There’s a lot in the title that isn’t in the film.

There’s a lot in the title that isn’t in the film.

Music video directors Daniel and Matthew Wolfe, were at a writers’ retreat at the poet Ted Hughes former home in West Yorkshire when they came across a newspaper article that inspired their much acclaimed first feature film, Catch Me Daddy. The subject matter, so-called honour killing, or a Pakistani girl’s attempt to escape from her conservative father, could not be further away from the brothers’ circumstances and frame of reference. This and the fact that they were financed by the British Film Institute, acts like a warning sign: here is a group of people with no first-hand knowledge of the subject, creating a worthy ‘Issue film.’  It is an image that is hard to shake.

Still the Wolfe brothers, with their well-researched and gritty script, beautiful use of locations, and clever combination of lesser-known professional actors and street actors, create an experience that transcends the ‘issue’ label and feels pretty authentic. But their greatest achievement is the unexpected title, with connotations of genre-busting black humour and wry defiance from a strong and original female character.  It is a shame, then, that the main character whose daddy it is feels so removed from the title.

A lot of the authenticity is due to the casting of the uneducated, brutal thugs doing the chasing and the misery of the teenage girl doing the escaping.  Things go from bad to worse for Laila (Sameena Jabeen Ahmed) who has escaped her fate only to live a precarious existence in a cramped caravan on the Yorkshire moors with her drifter, hashish smoking boyfriend Aaron (Connor McCarron).  She works in a hair salon and at night dances to the singing of Patti Smith because Aaron is wary of going out to the local club.  He is no wimp, though, and acts like a pro when his paranoia is finally justified. Curiously, their relationship does not appear to be sexual, but Aaron is a protective and caring friend when Laila’s life is in danger.

Then the inevitable happens. In a kind of variation of John Ford’s the Searchers, Laila’s father, Tariq  (Wasim Zakir) hires bounty hunters, led by her brother Zaheer (Ali Ahmad), to find Laila and bring her home.  Zaheer travels with a few Pakistani friends, led by Junaid (Anwar Hussain), whom we first see with his baby daughter.  We are clearly meant to imagine the life this little girl will have growing up with this father, or trying to flee from him.  They are assisted by two Caucasian low-life thugs.  An offensive, aggressive man named Barry (Barry Nunney) and his older colleague, Tony (Gary Lewis), who feels slightly uncomfortable about the job, but needs the money.

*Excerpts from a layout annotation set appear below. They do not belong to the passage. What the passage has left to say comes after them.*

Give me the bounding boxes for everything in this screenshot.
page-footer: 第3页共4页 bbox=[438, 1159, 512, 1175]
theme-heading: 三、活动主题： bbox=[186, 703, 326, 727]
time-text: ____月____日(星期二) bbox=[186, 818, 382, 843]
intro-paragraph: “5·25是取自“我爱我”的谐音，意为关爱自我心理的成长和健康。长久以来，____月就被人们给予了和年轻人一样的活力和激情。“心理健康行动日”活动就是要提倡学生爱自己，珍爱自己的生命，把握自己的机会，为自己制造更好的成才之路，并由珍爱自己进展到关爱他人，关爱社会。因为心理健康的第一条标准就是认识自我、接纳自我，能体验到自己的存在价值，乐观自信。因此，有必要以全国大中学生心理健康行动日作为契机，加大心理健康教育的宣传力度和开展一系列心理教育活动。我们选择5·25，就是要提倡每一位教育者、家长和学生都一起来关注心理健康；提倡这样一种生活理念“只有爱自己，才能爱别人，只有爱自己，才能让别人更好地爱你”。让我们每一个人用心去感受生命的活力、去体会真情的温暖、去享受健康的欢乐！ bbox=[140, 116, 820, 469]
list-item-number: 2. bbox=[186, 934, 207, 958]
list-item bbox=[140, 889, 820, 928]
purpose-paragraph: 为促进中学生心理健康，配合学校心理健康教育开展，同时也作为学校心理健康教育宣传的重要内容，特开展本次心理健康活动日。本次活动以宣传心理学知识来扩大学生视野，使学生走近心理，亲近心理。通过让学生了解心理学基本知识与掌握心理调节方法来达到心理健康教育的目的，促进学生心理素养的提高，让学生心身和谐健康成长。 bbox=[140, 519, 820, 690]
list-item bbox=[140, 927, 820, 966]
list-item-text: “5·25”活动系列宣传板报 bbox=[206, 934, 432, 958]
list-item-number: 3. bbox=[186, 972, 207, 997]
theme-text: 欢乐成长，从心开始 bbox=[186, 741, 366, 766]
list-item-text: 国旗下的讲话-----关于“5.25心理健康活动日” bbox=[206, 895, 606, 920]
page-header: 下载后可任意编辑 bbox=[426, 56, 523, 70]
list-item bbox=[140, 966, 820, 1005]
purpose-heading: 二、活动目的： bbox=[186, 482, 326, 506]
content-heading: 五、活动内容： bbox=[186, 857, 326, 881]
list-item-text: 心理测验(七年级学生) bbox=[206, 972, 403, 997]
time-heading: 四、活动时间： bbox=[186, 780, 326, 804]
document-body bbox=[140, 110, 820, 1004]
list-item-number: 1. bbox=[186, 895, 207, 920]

The bulk of the film is then, a chase movie, in which horrific violence mixes with action and a lot of hysterics.  A sub-plot involving Tony and Laila is a warranted and promising turn, but turns out to be a big let down.

Oddly, the least convincing part of the story is Laila.   With her half bleached blond hair, painted nails and, grunge-style Western attire, she appears to be a rebel.  But as the film progresses you wonder how this girl ever summoned the courage to leave home at all.  She and Aaron (who has a mobile phone) fail to use it to get out of a trap, even when they could do so anonymously.   When Tony asks her if she will be all right if he returns her, she does not try to appeal to his conscience and tell him that she will be murdered.  Despite knowing what is in store for her, she misses several opportunities to escape from the thugs and from her father.  The title feels more like a resigned plea than a cry of defiance from a girl determined not to succumb to her fate.

Although Sameena Jabeen Ahmed won the BFI’s Best Newcomer Award, the real star of Catch Me Daddy is Robbie Ryan’s cinematography. More than anything else, Ryan captures the spirit of the title with its mix of kitchen sink realism and nightmarish phantasmagorical fantasy, pierced through with shots of startling beauty akin to hope.